17

420 22 0
                                    

Hari mulai menjelang sore, cahaya orange terlihat bergitu menawan di ufuk barat, cahaya itu begitu cantik bahkan sayang untuk dilewatkan namun tidak bagi seorang remaja yang tengah berusaha untuk melepaskan beban fikiran. Baginya cahaya itu sebagai tanda bahwa ia tak pernah berhasil melupakan apa yang dirasakan.

Peluh terus menetes di pelipis dan tanaganyapun telah terkuras habis, namun ia tak berniat untuk berhenti sebelum ia melupakan seluruh beban fikiran dan batinnya. Rasa hampa itu begitu menyiksa, ia benci dengan suasana hatinya yang begitu rapuh sedikit saja tersentuh pasti rasa itu akan membuncah dan terpecah.

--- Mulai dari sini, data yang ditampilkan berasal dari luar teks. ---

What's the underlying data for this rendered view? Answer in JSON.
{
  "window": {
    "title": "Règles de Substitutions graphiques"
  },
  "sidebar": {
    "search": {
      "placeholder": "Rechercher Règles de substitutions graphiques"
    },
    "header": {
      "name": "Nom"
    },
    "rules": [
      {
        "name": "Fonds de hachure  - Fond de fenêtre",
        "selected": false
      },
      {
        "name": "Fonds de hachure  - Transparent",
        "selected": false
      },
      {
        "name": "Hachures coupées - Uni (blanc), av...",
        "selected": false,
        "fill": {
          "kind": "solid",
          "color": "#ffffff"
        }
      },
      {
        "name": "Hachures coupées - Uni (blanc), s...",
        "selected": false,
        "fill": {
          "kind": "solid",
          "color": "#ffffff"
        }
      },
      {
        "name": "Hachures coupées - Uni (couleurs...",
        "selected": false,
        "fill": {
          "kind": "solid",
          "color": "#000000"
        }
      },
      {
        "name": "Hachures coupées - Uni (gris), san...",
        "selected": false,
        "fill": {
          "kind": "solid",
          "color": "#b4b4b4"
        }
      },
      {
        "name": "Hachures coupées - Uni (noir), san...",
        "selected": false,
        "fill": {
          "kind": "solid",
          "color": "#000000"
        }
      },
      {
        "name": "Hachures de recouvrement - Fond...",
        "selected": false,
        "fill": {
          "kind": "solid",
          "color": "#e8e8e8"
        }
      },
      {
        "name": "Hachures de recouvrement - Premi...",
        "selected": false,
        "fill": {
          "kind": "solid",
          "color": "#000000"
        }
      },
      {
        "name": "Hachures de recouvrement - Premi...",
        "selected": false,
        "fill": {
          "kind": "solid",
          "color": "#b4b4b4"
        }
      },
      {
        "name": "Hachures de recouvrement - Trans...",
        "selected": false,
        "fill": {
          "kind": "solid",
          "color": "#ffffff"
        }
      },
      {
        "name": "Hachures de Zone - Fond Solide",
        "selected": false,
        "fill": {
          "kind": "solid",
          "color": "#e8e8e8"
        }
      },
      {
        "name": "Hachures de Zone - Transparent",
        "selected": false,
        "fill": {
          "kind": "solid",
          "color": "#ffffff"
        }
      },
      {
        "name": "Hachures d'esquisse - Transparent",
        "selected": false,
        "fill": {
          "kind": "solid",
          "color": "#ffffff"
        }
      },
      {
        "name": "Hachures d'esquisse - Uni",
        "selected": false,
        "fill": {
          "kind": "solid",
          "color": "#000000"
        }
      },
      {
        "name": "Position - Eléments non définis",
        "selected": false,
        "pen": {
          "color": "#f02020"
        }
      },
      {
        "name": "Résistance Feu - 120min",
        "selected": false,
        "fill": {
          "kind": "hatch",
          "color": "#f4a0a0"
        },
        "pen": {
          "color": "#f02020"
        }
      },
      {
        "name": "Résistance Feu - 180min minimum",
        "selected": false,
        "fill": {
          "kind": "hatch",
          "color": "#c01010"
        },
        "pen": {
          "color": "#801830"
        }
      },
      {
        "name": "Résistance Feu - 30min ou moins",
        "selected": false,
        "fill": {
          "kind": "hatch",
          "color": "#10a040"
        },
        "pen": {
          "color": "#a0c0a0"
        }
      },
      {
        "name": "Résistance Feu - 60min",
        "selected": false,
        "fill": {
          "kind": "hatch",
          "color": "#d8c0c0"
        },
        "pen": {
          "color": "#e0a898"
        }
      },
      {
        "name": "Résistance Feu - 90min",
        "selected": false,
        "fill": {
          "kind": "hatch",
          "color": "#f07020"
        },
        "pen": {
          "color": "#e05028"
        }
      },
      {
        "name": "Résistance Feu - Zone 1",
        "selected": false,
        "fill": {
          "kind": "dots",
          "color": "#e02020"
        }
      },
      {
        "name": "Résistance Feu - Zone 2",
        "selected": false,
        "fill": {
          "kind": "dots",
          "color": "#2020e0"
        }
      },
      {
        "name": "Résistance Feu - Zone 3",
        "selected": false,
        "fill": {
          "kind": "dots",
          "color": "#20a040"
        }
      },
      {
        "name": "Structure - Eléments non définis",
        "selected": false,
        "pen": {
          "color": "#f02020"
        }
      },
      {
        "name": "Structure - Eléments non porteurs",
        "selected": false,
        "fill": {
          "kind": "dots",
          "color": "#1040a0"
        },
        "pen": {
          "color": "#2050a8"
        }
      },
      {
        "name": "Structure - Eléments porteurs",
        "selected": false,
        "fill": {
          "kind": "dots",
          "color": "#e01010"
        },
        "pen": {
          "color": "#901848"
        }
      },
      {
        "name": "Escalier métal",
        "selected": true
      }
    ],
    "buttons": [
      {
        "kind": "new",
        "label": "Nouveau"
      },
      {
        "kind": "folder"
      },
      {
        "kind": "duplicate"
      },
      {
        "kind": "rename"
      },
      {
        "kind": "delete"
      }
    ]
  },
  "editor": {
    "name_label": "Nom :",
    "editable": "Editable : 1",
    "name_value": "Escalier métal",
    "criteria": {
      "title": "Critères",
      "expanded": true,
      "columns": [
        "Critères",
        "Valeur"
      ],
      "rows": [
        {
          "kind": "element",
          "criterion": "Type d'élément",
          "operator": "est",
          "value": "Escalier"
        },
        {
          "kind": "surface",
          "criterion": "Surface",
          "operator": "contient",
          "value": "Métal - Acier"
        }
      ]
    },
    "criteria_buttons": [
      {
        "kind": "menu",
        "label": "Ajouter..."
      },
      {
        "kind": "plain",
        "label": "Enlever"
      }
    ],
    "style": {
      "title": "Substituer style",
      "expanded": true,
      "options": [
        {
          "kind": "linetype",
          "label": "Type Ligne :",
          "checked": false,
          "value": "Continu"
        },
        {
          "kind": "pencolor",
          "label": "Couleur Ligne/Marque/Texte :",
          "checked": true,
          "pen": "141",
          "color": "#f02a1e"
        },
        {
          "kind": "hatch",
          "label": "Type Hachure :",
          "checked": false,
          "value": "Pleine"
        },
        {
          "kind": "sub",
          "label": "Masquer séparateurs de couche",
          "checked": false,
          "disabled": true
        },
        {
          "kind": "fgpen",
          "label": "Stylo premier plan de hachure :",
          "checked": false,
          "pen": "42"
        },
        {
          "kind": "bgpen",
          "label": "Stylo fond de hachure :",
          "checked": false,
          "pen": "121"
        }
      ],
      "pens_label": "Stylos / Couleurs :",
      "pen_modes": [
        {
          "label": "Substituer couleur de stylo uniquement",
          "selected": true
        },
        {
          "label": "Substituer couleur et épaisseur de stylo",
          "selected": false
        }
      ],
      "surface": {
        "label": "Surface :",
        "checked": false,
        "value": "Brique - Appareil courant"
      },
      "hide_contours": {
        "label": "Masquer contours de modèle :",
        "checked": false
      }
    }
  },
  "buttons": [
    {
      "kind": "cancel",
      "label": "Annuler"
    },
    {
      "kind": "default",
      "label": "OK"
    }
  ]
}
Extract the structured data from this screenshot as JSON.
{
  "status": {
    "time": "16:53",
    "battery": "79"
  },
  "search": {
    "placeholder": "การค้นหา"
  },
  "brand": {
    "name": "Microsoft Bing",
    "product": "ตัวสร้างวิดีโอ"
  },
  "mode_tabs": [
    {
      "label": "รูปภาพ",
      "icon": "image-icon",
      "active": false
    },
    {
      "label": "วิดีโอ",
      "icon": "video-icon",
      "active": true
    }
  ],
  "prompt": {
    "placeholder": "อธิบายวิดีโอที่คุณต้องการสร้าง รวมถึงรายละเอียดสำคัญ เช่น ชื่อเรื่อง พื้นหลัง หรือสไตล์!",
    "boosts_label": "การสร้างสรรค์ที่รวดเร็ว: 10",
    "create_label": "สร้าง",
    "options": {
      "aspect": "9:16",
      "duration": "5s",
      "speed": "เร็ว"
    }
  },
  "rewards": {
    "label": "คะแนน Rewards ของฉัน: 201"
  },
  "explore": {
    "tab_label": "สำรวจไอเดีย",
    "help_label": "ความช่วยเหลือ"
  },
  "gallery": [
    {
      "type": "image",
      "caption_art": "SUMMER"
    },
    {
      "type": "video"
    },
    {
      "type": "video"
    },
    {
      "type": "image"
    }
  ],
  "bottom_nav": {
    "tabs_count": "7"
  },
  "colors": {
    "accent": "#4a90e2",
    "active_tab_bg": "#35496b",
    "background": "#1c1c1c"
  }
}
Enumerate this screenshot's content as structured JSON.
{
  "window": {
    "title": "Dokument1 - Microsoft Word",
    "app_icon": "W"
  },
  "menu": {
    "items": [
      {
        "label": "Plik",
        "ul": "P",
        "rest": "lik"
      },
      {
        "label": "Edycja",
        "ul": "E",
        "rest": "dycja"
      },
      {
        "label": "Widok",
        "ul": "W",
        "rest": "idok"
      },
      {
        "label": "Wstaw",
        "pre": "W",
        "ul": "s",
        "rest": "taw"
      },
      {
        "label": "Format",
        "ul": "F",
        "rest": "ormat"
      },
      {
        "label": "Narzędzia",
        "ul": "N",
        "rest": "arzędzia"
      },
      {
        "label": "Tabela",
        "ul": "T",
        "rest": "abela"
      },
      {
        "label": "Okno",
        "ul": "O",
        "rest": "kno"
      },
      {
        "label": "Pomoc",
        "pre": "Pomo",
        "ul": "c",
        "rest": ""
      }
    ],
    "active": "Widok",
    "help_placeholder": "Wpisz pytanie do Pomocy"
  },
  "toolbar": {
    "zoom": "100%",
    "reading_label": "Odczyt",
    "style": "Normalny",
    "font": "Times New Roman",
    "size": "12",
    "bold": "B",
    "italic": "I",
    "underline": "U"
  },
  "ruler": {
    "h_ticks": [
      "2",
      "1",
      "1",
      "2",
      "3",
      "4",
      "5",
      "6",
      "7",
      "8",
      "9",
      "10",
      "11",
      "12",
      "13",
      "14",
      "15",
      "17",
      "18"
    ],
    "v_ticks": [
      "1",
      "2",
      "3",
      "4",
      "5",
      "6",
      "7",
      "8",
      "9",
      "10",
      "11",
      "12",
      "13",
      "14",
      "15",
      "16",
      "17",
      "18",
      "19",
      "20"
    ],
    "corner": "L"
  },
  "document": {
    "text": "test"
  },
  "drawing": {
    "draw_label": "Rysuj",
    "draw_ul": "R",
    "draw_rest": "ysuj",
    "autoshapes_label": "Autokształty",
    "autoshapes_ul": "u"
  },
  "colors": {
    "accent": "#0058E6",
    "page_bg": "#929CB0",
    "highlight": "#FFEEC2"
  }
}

"Aaaaarrrrrrrrggggghhhhh!!!!!"

Ia menggeram marah, rasa kesalnya telah mencapai ujung. Mengapa di saat ia menemukan secercah kebahagiaan semuanya terus di gerus tanpa henti, dulu ia pernah kehilangan sesosok manusia yang begitu berarti dan sekarang kembali di rebut.

"Gue muak akan semuanya!!!!!", desisnya marah.

Bola itu terus terpantul keras seiring ia meluapkan apa yang tengah ia rasakan, sendiri dan di benci itu adalah sesuatu yang amat menyakitkan. Apakah salah jika ia menyukai dan ingin melindungi namun sosok itu tak ingin ia mendekat.

"Sampai kapan gue seperti ini?!, menyedihkan!", hardiknya pada diri sendiri.

Namun seberapapun ia mencoba untuk melupakan tetap saja bayangan itu terus menempel kuat, sebab sosok itu telah terpatri di dalam hatinya. Perlahan ia memejamkan mata walaupun emosi menguasi namun hatinya tetap memendam rindu.

"Gue emang lemah", batinnya disusul dengan helaan nafas lelah.

Matanya terpejam kuat namun ketika logikanya telah bekerja normal matanya seketika membuka bahkan tenaganya seperti pulih kembali.

"Tapi bukan berarti gue nyerah gitu aja", lanjutnya.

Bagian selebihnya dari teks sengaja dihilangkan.